What license is this library made available under?

This software is licensed under the Apache Software License 2.0. A file named LICENSE.txt should have been included with the software.

What format is my data stored in?

Data is stored using either Avro, for record-oriented storage, or Parquet, for column-oriented storage.

Avro files are snappy-compressed and encoded using Avro’s binary encoder, according to Avro’s object container file spec. Avro meets the criteria for sane storage and operation of data. Specifically, Avro:

  • has a binary representation that is compact.
  • is language agnostic.
  • supports compression of data.
  • is splittable by MapReduce jobs, including when compressed.
  • is self-describing.
  • is fast to serialize/deserialize.
  • is well-supported within the Hadoop ecosystem.
  • is open source under a permissive license.

Parquet files are also compressed, binary-encoded files for efficient column-oriented data patterns, defined by the parquet file specification.

Why not store data as protocol buffers?

Protos do not define a standard for storing a set of protocol buffer encoded records in a file that supports compression and is also splittable by MapReduce.

Why not store data as thrift?

See Why not protocol buffers?

Why not store data as Java serialization?

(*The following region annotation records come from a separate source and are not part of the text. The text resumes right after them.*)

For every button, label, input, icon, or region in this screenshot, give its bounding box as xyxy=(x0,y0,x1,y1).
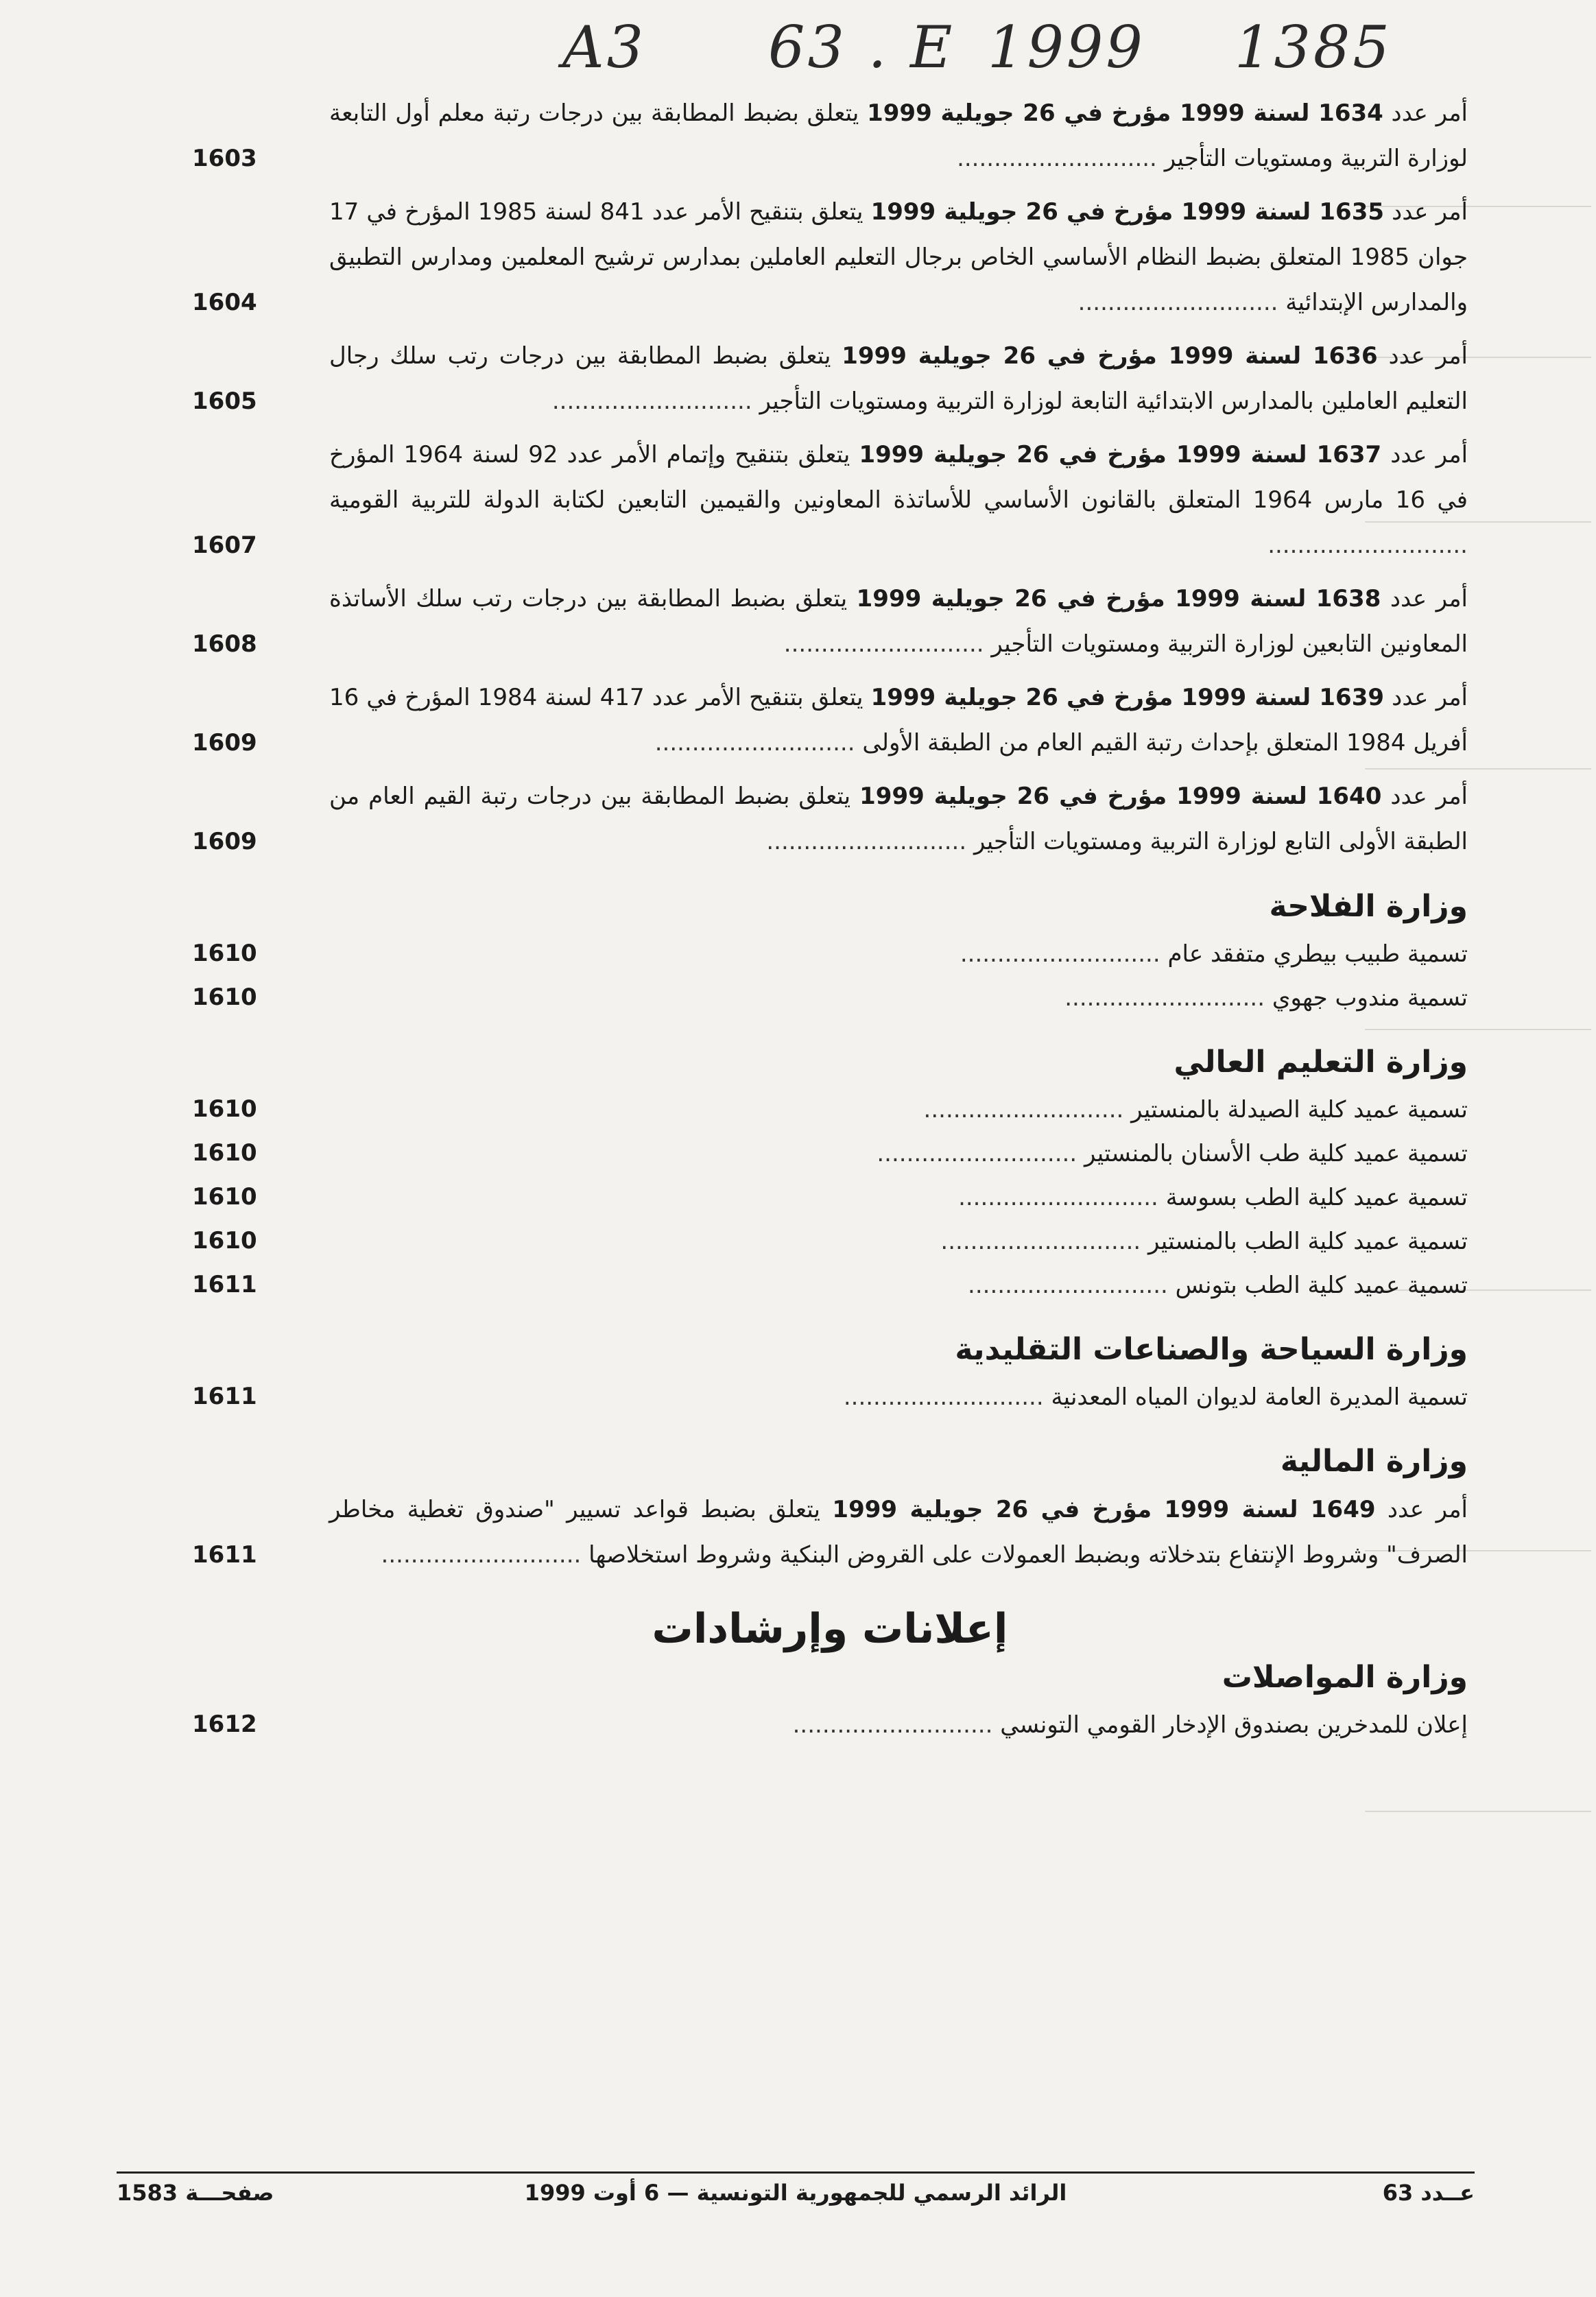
toc-entry[interactable]: أمر عدد 1640 لسنة 1999 مؤرخ في 26 جويلية 1999 يتعلق بضبط المطابقة بين درجات رتبة القيم العام من الطبقة الأولى التابع لوزارة التربية ومستويات التأجير ........................... 1609 xyxy=(192,774,1468,864)
ministry-heading: وزارة المواصلات xyxy=(1222,1660,1468,1695)
table-of-contents xyxy=(192,91,1468,1747)
handwritten-issue: 63 . E xyxy=(768,14,955,81)
page-number: 1604 xyxy=(192,289,257,316)
page-number: 1605 xyxy=(192,388,257,415)
page-number: 1610 xyxy=(192,940,257,967)
footer-journal-title: الرائد الرسمي للجمهورية التونسية — 6 أوت 1999 xyxy=(524,2180,1067,2206)
handwritten-year: 1999 xyxy=(988,14,1145,81)
page-number: 1610 xyxy=(192,1139,257,1167)
page-number: 1610 xyxy=(192,984,257,1011)
footer-page-label: صفحـــة 1583 xyxy=(117,2180,274,2206)
ministry-heading: وزارة التعليم العالي xyxy=(1174,1045,1468,1080)
ministry-heading: وزارة الفلاحة xyxy=(1269,889,1468,924)
toc-entry[interactable]: أمر عدد 1635 لسنة 1999 مؤرخ في 26 جويلية 1999 يتعلق بتنقيح الأمر عدد 841 لسنة 1985 المؤرخ في 17 جوان 1985 المتعلق بضبط النظام الأساسي الخاص برجال التعليم العاملين بمدارس ترشيح المعلمين ومدارس التطبيق والمدارس الإبتدائية ........................... 1604 xyxy=(192,189,1468,325)
page-number: 1603 xyxy=(192,145,257,172)
toc-entry[interactable]: أمر عدد 1637 لسنة 1999 مؤرخ في 26 جويلية 1999 يتعلق بتنقيح وإتمام الأمر عدد 92 لسنة 1964 المؤرخ في 16 مارس 1964 المتعلق بالقانون الأساسي للأساتذة المعاونين والقيمين التابعين لكتابة الدولة للتربية القومية ........................... 1607 xyxy=(192,432,1468,568)
handwritten-note xyxy=(549,14,1413,89)
page-number: 1610 xyxy=(192,1183,257,1211)
toc-entry[interactable]: أمر عدد 1638 لسنة 1999 مؤرخ في 26 جويلية 1999 يتعلق بضبط المطابقة بين درجات رتب سلك الأساتذة المعاونين التابعين لوزارة التربية ومستويات التأجير ........................... 1608 xyxy=(192,576,1468,667)
toc-entry[interactable]: تسمية عميد كلية الطب بالمنستير ........................... 1610 xyxy=(192,1219,1468,1263)
page-number: 1611 xyxy=(192,1541,257,1569)
page-number: 1610 xyxy=(192,1095,257,1123)
page-number: 1611 xyxy=(192,1271,257,1298)
toc-entry[interactable]: إعلان للمدخرين بصندوق الإدخار القومي التونسي ........................... 1612 xyxy=(192,1703,1468,1747)
page-number: 1608 xyxy=(192,630,257,658)
toc-entry[interactable]: أمر عدد 1649 لسنة 1999 مؤرخ في 26 جويلية 1999 يتعلق بضبط قواعد تسيير "صندوق تغطية مخاطر الصرف" وشروط الإنتفاع بتدخلاته وبضبط العمولات على القروض البنكية وشروط استخلاصها ........................... 1611 xyxy=(192,1487,1468,1578)
handwritten-number: 1385 xyxy=(1235,14,1392,81)
toc-entry[interactable]: تسمية عميد كلية الطب بتونس ........................... 1611 xyxy=(192,1263,1468,1307)
ministry-heading: وزارة السياحة والصناعات التقليدية xyxy=(955,1332,1468,1367)
toc-entry[interactable]: تسمية مندوب جهوي ........................... 1610 xyxy=(192,976,1468,1020)
handwritten-a3: A3 xyxy=(562,14,647,81)
toc-entry[interactable]: أمر عدد 1639 لسنة 1999 مؤرخ في 26 جويلية 1999 يتعلق بتنقيح الأمر عدد 417 لسنة 1984 المؤرخ في 16 أفريل 1984 المتعلق بإحداث رتبة القيم العام من الطبقة الأولى ........................... 1609 xyxy=(192,675,1468,765)
footer-issue-number: عــدد 63 xyxy=(1382,2180,1475,2206)
announcements-title: إعلانات وإرشادات xyxy=(652,1605,1008,1653)
toc-entry[interactable]: أمر عدد 1636 لسنة 1999 مؤرخ في 26 جويلية 1999 يتعلق بضبط المطابقة بين درجات رتب سلك رجال التعليم العاملين بالمدارس الابتدائية التابعة لوزارة التربية ومستويات التأجير ........................... 1605 xyxy=(192,333,1468,424)
toc-entry[interactable]: تسمية عميد كلية الصيدلة بالمنستير ........................... 1610 xyxy=(192,1088,1468,1132)
toc-entry[interactable]: تسمية عميد كلية طب الأسنان بالمنستير ........................... 1610 xyxy=(192,1132,1468,1176)
footer-rule xyxy=(117,2171,1475,2174)
page-number: 1610 xyxy=(192,1227,257,1254)
toc-entry[interactable]: تسمية طبيب بيطري متفقد عام ........................... 1610 xyxy=(192,932,1468,976)
page-number: 1607 xyxy=(192,532,257,559)
page-number: 1612 xyxy=(192,1711,257,1738)
bleed-line xyxy=(1365,1811,1591,1812)
page-number: 1609 xyxy=(192,729,257,757)
toc-entry[interactable]: أمر عدد 1634 لسنة 1999 مؤرخ في 26 جويلية 1999 يتعلق بضبط المطابقة بين درجات رتبة معلم أول التابعة لوزارة التربية ومستويات التأجير ........................... 1603 xyxy=(192,91,1468,181)
page-number: 1611 xyxy=(192,1383,257,1410)
toc-entry[interactable]: تسمية المديرة العامة لديوان المياه المعدنية ........................... 1611 xyxy=(192,1375,1468,1419)
ministry-heading: وزارة المالية xyxy=(1280,1444,1468,1479)
page-footer xyxy=(117,2180,1475,2221)
page-number: 1609 xyxy=(192,828,257,855)
toc-entry[interactable]: تسمية عميد كلية الطب بسوسة ........................... 1610 xyxy=(192,1176,1468,1219)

See https://github.com/eishay/jvm-serializers/wiki. In other words, because it’s terrible.

Can I contribute code/docs/examples?

Absolutely! To get started, you’re encouraged to read How to Contribute. In short, you must:

  • Be able to (legally) complete, sign, and return a contributor license agreement.
  • Follow the existing style and standards.

What happened to CDK?

CDK has been renamed to Kite, this project. The main goal of Kite is to increase the accessibility of Apache Hadoop as a platform. This isn’t specific to Cloudera, so we updated the name to correctly represent the project as an open, community-driven set of tools.